Victor Immature | August 18, 2024 at 2:46 pm

If Jawn Forbes Kerry has a shard attack, maybe something will happen, but MA is full speed ahead.
Interesting Cape May NJ cited this in shutting down their offshore wind project. No thinking person can justify these things, especially not in the ocean for chrissakes.

“He also notes that Nantucket was all in, baby…”
*****
Not totally true…When was in Nantucket many months before the recent events, I was surprised t0 see signs against wind turbines posted around the Island. I assumed it was another example of Progressive “Good for thee, not for me” or NIMBY

All these and other Green Energy plans do not work. Over time they have problems that cannot be fixed, they produce less power, cost more, and are more toxic.

It is not as though anybody ever asked them for permission in the first place.

Dolce Far Niente | August 18, 2024 at 8:55 pm

These green disasters were NEVER intended to actually improve the lives of Americans by producing useable power or even reducing whatever skeery thing the greens talk about today; they are solely to line the pockets of the connected.

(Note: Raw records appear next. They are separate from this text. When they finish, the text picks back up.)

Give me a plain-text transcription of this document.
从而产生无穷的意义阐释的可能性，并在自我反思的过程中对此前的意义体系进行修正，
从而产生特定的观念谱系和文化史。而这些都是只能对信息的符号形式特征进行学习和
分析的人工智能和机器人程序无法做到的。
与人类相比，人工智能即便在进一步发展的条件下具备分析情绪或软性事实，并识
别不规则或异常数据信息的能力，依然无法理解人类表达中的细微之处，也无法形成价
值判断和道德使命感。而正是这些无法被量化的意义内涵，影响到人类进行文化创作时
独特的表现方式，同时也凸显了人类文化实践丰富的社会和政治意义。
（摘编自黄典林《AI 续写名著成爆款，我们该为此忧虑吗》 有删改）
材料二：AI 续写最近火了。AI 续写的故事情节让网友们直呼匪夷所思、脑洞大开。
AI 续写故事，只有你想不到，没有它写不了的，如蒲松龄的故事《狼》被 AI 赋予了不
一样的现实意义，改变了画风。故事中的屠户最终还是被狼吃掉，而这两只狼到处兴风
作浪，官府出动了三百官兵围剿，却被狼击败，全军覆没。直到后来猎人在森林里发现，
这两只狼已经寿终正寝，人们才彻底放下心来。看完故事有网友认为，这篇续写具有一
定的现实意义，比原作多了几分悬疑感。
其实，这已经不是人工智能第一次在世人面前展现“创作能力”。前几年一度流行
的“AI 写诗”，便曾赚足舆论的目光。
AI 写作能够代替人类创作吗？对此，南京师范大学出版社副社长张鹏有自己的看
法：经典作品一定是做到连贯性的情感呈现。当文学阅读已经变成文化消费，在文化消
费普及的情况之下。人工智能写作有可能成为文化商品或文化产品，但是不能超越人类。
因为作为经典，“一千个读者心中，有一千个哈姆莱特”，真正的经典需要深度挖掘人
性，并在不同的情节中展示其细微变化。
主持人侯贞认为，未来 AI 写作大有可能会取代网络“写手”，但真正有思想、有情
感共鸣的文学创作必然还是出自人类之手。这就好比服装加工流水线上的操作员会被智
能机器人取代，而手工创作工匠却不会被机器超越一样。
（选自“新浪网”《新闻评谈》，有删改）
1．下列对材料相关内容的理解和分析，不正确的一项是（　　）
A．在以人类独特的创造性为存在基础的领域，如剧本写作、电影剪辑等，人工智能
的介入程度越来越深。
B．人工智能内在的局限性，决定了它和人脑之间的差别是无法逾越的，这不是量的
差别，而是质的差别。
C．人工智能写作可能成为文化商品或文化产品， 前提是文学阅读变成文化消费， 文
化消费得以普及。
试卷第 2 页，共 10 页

Billions in tax dollars, stripped from the productive class by parasite class propaganda about a non-existent problem and a pointless “solution”.

Suburban Farm Guy | August 18, 2024 at 10:23 pm

The true face of Socialism. No stopping it once you voted it in. Relentless. After all, it’s for your own good

Victor Immature | August 19, 2024 at 6:57 am

Whales started washing up dead in numbers not seen before when they started this project.
Not to mention the shallower areas where these are going in are the lifeblood of marine life.

MA Gov told a group of residents peppering her with concerns about these and the “migrant”/crime issues they were confused by “misinformation”…unbridled condescending arrogance.